Le conservateur rigide qui mène la droite grecque et l'enfant terrible de la gauche partagent pourtant la volonté de renégocier les modalités de la cure de rigueur dictée par l'UE et le FMI en contrepartie du sauvetage financier du pays --340 milliards d'euros de prêts et 107 milliards de créances effacées--.
Mais à 61 ans, M. Samaras est le favori des chancelleries européennes pour sa volonté affichée de rester dans l'euro à tout prix.

Il s'est affirmé prêt à former un gouvernement "de salut national", avec le renfort souhaité des socialistes, attendus en troisième position, si comme prévu les électeurs ne donnaient à aucun parti la majorité absolue de 151 sièges au Parlement.

Sévèrement sanctionnée le 6 mai, son parti Nouvelle Démocratie (ND) est crédité d'avoir en partie récupéré ses électeurs déçus qui avaient succombé au vote populiste, voire aux sirènes du parti néonazi Aube Dorée.

Cette dernière formation, qui a fait irruption au Parlement le 6 mai avec 6,9% des voix, est toutefois créditée d'y garder des députés, en dépit de sa violence notoire.

Pour mener sa reconquête, M. Samaras a viré à droite toute, assimilant immigration à "invasion", et promis un retour à la croissance et l'emploi, via notamment un relâchement de la pression fiscale.
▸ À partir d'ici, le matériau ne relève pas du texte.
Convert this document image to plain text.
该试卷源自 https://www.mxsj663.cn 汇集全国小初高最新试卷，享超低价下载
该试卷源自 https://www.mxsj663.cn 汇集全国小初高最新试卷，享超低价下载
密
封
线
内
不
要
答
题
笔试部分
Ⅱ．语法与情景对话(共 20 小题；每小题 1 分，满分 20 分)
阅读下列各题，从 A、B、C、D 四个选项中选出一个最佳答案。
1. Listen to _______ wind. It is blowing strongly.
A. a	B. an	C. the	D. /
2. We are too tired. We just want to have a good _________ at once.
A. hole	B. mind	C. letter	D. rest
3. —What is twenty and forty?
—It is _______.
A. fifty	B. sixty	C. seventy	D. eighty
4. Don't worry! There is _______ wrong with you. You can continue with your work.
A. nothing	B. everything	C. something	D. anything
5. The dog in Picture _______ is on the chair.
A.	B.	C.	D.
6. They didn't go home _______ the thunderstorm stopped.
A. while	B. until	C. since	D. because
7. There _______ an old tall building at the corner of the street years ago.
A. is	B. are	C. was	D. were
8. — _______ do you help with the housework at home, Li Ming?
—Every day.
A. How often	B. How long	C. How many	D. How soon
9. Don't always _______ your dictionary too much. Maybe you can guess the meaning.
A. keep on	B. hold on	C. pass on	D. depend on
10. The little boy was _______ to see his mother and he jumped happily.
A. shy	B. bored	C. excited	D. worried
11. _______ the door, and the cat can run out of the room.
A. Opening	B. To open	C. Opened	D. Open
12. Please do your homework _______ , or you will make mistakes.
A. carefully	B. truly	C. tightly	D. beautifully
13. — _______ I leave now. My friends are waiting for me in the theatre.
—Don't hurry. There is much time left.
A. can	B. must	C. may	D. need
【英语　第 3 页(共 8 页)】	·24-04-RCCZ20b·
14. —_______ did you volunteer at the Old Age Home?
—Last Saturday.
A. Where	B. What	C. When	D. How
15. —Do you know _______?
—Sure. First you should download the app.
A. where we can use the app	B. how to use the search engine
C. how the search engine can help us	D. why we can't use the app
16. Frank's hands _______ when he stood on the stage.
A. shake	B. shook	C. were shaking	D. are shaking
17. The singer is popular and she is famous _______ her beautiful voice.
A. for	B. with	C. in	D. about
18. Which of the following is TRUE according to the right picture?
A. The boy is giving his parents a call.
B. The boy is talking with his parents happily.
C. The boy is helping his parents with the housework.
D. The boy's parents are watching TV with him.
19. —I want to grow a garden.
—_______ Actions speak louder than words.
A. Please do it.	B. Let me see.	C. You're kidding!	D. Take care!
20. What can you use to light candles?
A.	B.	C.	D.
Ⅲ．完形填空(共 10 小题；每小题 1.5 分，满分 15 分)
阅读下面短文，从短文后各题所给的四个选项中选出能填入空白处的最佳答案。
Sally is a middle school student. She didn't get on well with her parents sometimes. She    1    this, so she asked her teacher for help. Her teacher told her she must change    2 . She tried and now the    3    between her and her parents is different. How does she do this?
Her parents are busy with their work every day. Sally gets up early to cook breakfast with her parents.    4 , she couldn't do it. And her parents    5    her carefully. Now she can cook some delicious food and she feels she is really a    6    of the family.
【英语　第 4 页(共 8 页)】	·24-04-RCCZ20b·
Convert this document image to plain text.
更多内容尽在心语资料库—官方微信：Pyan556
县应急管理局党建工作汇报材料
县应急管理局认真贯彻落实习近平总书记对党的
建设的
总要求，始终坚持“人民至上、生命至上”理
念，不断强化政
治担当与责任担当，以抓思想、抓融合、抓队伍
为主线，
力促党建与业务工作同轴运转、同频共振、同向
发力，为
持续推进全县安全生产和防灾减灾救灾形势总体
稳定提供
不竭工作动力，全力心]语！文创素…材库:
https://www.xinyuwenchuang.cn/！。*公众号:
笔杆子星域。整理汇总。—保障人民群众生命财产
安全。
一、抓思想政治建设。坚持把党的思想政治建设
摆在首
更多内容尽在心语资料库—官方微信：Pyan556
L'économie grecque est de fait au bord de l'asphyxie, plombée par une récession qui s'aggrave depuis 2008 et a fait s'envoler le chômage à 22,6% au premier trimestre.

En face, Alexis Tsipras, 37 ans, peine à expliquer comment il maintiendra le pays à flot et dans l'euro, tout en tournant le dos à l'orthodoxie financière au profit d'une politique de relance via la nationalisation et la redistribution des ressources.

Les menaces des partenaires et prêteurs ne laissent pas insensibles les Grecs, champions du soutien à l'euro. Mais ils n'en rejettent pas moins massivement une austérité perçue comme sans issue.

Même à l'étranger, de plus en plus de voix s'élèvent pour reconnaître que le rythme de l'assainissement budgétaire devra être ralenti. Quant aux partisans d'une éviction grecque de l'euro, ils n'ont pas encore convaincu de l'inocuité de cette option pour la stabilité de la monnaie unique et l'économie mondiale.

Reste qu'en cas de victoire, M. Tsipras aura manifestement du mal à convaincre les bailleurs de fonds de continuer à verser les 90 milliards d'euros qu'attend encore le pays d'ici à 2015, et dont le versement a été suspendu.

Mais si la gauche radicale devait être maintenue dans l'opposition, elle menace d'une guerre d'usure qui augure mal tant de la survie d'un éventuel attelage des conservateurs avec les socialistes, que de la tranquillité d'esprit des dirigeants européens.